De acordo com a denúncia, R$ 3,7 milhões foram propinas usadas em benefício próprio. O restante, usado para financiamento do esquema de "governabilidade corrompida e perpetuação criminosa no poder".

"Resumidamente, Lula capitaneou e se beneficiou desse grande e poderoso esquema criminoso. Beneficiou-se de forma econômica e direta, pois recebeu propinas decorrentes de ilicitudes praticadas por empreiteiras em detrimento da Administração Pública Federal, notadamente da Petrobrás", sustenta o MPF, na denúncia.

"No entanto, seu maior benefício foi na seara política, uma vez que, permitindo que fossem desviados bilhões de reais em propinas, para o PT e para os demais partidos de sua base de apoio, especialmente PP e PMDB, tornou-se politicamente forte o bastante para ver a aprovação da maioria dos projetos de seu interesse perante as Casas Legislativas e propiciar a permanência no poder de seu partido mediante a injeção de propinas em campanhas eleitorais."

Esquema único

Na tese usada pela Procuradoria para indicar o papel de mando de Lula, a denúncia diz que "a ânsia de ganhar rapidamente o máximo de apoio no Congresso e o desejo de perpetuar o PT no Poder - não só no Executivo federal como em outros níveis de governo em que as campanhas seriam alimentadas com dinheiro criminoso - moveram Lula, auxiliado por José Dirceu, na orquestração de uma sofisticada estrutura ilícita de compra de apoio parlamentar".

"A contextualização do suposto esquema criminoso, que abre a denúncia, indica que Lula será acusado não só de ser o ´maestro´ do esquema de cartel e propinas na Petrobras, mas como artífice de uma ´macro corrupção´ que unirá outros casos de corrupção - já com sentença proferida - no governo federal, como os de desvios via Ministério do Planejamento, alvo da Operação Custo Brasil, dos desvios nas obras da Usina de Angra 3 na Eletronuclear, alvo da Lava Jato no Rio, e nos contratos de publicidade da Caixa Econômica Federal, da Lava Jato em Brasília".
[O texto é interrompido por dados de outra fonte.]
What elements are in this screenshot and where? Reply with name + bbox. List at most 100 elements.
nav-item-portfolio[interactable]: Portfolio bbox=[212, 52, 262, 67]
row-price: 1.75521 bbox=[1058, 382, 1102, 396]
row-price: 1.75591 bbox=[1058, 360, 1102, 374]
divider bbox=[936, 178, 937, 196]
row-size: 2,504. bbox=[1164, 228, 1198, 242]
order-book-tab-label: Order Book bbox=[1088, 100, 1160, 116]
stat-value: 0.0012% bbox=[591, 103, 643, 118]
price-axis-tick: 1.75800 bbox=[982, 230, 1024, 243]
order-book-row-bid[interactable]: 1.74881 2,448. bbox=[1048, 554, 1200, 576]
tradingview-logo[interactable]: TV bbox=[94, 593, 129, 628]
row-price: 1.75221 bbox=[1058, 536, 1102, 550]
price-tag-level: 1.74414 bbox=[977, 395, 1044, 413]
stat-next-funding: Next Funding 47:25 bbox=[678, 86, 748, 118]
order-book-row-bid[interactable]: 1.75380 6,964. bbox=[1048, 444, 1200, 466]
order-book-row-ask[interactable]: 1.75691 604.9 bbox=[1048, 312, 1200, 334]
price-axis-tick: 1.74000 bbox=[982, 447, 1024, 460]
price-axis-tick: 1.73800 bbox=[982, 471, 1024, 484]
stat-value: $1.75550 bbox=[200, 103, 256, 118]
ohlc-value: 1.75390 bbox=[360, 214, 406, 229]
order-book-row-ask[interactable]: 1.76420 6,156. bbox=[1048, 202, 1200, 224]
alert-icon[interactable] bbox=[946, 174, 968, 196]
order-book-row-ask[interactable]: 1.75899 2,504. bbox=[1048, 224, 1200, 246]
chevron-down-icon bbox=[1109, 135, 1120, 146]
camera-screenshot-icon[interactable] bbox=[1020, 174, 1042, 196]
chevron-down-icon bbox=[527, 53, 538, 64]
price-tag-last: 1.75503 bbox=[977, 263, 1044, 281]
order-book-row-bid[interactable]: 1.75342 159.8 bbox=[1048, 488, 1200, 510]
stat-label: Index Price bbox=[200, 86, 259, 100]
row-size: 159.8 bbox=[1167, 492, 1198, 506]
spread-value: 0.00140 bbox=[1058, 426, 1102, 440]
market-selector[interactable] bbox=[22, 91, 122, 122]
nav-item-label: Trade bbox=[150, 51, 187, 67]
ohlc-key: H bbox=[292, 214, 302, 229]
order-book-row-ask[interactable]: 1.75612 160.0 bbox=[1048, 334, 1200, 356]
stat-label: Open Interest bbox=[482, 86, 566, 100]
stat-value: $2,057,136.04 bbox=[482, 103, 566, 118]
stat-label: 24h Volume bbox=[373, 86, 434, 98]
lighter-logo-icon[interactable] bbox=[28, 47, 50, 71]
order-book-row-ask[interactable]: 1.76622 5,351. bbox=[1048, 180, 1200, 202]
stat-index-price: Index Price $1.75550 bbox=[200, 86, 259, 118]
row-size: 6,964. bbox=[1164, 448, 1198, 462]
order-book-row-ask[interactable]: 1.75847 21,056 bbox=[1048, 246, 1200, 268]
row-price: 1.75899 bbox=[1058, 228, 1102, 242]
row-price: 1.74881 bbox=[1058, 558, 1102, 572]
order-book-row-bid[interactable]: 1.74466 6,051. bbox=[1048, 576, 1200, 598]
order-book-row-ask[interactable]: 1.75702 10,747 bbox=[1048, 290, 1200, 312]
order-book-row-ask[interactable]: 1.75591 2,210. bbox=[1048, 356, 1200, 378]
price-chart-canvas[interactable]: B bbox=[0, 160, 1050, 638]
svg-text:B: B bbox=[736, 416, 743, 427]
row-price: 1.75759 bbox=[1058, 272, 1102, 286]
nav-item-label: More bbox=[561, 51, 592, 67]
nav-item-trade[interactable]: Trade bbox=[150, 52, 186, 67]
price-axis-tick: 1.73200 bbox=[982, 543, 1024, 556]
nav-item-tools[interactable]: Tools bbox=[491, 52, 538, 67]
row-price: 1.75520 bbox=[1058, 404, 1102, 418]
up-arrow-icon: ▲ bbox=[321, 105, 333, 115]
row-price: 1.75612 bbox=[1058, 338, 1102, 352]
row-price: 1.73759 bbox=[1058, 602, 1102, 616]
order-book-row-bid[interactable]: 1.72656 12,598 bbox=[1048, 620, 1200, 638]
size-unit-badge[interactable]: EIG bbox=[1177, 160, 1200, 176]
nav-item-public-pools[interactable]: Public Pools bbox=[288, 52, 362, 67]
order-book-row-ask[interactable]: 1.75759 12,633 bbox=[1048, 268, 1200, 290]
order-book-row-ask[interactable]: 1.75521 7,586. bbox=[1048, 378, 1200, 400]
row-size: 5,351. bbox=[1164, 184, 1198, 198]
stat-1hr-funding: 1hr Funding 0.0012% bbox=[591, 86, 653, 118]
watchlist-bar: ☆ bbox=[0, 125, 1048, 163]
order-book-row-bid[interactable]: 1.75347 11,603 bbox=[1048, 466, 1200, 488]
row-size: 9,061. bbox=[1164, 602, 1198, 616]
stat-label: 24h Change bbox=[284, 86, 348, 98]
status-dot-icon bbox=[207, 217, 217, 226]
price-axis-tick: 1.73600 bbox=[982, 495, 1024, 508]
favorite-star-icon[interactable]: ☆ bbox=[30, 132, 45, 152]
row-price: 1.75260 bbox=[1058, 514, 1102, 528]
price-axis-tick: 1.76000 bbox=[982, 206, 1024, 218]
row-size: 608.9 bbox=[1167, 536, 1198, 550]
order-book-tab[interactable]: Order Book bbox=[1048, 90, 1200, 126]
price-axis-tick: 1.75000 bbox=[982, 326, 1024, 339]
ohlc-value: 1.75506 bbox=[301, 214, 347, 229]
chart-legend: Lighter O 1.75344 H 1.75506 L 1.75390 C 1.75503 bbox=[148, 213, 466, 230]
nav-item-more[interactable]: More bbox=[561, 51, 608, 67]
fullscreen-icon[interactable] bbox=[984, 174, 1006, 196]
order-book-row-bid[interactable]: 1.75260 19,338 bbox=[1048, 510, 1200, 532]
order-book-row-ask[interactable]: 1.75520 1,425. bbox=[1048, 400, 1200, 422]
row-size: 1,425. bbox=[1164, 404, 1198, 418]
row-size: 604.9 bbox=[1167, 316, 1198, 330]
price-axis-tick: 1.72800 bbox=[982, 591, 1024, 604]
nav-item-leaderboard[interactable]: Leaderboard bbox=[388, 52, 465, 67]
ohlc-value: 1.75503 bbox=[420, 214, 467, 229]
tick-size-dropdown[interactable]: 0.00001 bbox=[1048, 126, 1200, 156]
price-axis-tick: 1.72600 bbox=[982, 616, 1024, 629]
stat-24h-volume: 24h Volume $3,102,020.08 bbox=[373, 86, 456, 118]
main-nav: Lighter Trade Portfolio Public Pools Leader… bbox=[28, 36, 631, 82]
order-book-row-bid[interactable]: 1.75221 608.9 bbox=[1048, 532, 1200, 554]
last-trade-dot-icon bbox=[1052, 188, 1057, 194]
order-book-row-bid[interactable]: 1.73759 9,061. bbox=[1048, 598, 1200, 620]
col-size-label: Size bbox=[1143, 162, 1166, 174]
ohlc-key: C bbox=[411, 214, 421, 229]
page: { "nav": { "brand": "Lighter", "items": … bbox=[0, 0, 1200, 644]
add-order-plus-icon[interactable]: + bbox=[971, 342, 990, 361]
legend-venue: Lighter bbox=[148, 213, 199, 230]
"A arrecadação de propinas, assentada na distribuição de cargos públicos, permitiu o direcionamento de vantagens indevidas a agentes e partidos políticos, funcionários públicos, operadores financeiros e empresários, dando origem a um esquema criminoso revelado, parte na ação penal relativa ao ´Mensalão´ e parte nas ações penais da Operação Lava Jato."

"Para que a engrenagem criminosa funcionasse na forma antes descrita - obter e manter a governabilidade corrompida, enriquecer ilicitamente seus participantes e financiar a permanência no poder - Lula comandou e coordenou, por meio de dinheiro público desviado, embutido em lucros ilegais cada vez mais altos por parte de empresários corruptores, o concurso de vontades de agentes integrantes de 4 núcleos principais do

esquema descrito: empresarial, dos funcionários públicos, político e dos operadores financeiros".

Defesa

O advogado do ex-presidente Luiz Inácio Lula da Silva e de sua esposa Marisa Letícia, Cristiano Zanin Martins, disse nesta quarta-feira, 14, que a denúncia contra seus clientes vem de um histórico que mostra uma "perseguição" contra o ex-presidente e tenta tirá-lo do cenário político de 2018.